Die europäische Politik betrachtet das Geschäftsmodell dieser Neobroker mit Skepsis. Die Fintechs verdienen ihr Geld damit, dass sie von Handelsplätzen für die weitergeleiteten Wertpapierorders der Privatanleger Zahlungen erhalten. Und dies nicht zu knapp: Nach Berechnungen der „Wirtschaftswoche“ erzielte „Trade Republic“ 2019/2020 einen Umsatz von 26,8 Millionen Euro, davon wären gut 17 Millionen Euro aus den „umstrittenen Provisionen“ geflossen.
Die Verbraucherzentralen haben das Geschäftsmodell der frisch gestarteten Aktien- und Anlageverkäufer Ende vergangenen Jahres auf den Prüfstand gestellt, ihr Fazit: „Auch wenn viele Neo-Broker mit niedrigen Gebühren oder gar kostenlosen Angeboten locken: Umsonst gibt es nichts. Durch Transaktionen entstehen Kosten, die an Sie weitergegeben werden. Online-Broker bekommen Provisionen, auch Rückvergütungen genannt, von den Handelsplätzen, bzw. von den Dienstleistern, die an den jeweiligen Handelsplätzen ihre Kaufaufträge entgegennehmen. Meist liegen die Provisionen, die Neo-Broker einstreichen, bei rund 3 Euro pro Kundenorder. Sie können sich aber auch, abhängig von Handelsumsatzgrößen, auf mehr als 17 Euro pro Kundenorder belaufen“.

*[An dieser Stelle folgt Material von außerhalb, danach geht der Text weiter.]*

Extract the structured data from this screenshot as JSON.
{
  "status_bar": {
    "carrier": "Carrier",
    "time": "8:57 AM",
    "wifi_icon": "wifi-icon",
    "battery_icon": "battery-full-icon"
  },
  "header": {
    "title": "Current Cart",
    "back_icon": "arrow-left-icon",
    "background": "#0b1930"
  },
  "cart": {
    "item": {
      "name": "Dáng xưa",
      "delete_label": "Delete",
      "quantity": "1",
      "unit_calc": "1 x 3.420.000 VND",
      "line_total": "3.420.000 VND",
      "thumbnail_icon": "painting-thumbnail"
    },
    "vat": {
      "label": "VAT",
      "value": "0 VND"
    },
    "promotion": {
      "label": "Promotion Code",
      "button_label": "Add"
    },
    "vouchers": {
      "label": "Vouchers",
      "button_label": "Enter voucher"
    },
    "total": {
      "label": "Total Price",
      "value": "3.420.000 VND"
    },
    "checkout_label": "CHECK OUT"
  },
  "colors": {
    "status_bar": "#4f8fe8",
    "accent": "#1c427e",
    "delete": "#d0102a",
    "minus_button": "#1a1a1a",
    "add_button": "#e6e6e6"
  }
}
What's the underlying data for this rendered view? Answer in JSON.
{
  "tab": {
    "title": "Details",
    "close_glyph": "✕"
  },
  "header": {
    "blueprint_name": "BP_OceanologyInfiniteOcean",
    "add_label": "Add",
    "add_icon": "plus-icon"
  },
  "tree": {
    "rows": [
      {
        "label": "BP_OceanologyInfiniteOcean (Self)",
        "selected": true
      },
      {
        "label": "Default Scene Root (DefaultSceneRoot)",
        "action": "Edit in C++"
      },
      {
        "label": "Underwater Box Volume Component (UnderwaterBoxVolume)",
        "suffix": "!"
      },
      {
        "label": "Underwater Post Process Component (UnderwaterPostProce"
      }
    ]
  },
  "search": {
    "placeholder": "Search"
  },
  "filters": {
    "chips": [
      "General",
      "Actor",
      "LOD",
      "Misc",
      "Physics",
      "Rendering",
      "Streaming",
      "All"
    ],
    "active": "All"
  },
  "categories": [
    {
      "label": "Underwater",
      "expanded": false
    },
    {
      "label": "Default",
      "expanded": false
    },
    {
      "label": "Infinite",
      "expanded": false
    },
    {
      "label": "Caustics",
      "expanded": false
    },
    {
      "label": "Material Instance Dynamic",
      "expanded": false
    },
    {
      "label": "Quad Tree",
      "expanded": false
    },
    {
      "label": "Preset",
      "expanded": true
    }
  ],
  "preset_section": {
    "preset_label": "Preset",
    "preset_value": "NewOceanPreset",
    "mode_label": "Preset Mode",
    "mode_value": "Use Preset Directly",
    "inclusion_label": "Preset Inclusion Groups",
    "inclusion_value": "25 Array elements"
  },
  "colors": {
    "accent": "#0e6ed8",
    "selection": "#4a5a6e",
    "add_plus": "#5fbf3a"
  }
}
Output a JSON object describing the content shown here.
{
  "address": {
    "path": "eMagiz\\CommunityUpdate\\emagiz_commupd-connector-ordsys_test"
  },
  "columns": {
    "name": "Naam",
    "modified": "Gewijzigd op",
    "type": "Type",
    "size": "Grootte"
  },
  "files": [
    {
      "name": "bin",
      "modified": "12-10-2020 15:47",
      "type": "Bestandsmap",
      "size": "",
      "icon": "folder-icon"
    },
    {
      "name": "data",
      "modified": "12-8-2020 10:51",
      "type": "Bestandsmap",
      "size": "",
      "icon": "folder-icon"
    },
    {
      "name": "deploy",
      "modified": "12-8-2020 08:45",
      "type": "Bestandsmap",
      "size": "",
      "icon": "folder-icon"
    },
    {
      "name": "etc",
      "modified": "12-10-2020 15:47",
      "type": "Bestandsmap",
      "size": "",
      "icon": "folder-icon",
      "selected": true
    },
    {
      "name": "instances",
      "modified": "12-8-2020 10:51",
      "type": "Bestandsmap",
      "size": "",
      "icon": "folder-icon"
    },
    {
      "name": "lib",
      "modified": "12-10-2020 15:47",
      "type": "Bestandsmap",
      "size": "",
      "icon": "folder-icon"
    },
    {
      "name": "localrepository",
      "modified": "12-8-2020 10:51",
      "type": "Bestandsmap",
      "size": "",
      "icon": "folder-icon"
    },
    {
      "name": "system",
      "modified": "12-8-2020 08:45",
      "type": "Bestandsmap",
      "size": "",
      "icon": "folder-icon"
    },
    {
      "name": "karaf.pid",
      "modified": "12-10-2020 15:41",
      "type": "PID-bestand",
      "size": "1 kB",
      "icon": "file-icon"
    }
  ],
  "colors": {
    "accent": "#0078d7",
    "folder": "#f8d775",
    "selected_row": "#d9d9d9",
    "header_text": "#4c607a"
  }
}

Stichwort fehlende Transparenz – wer bei den Neo-Brokern handelt kann nur mit sehr viel Aufwand feststellen, wieviel ihn ein Deal wirklich gekostet hat.
Warum will die EU das Geschäftsmodell der Neo-Broker stoppen?
Die EU-Kommission will offenbar Provisionen für die Weitergabe von Handelsaufträge von Privatkunden verbieten. Dies geht aus einem Entwurf zur Reform der Finanzmarktregulierung hervor, der "Finanz-Szene.de" vorliegt. Demnach sollen die sogenannten "Payment For Order Flow" untersagt werden. Dies würde das Geschäftsmodell der Neobroker wie Trade Republic oder Scalable Capital frontal angreifen. Die EU-Kommission bezeichnet die durchgeleiteten Provisionen als "Praxis", die beendet werden müsse. Eine Entscheidung über dieses Provisionsverbot wird noch in diesem Jahr im Europäischen Parlament erwartet. Laut dem „Handelsblatt“ begründet die europäische Finanzaufsicht Esma den Gesetzesvorschlag damit, dass die „Rückvergütungen ernsthafte Sorgen um den Anlegerschutz aufkommen lassen“.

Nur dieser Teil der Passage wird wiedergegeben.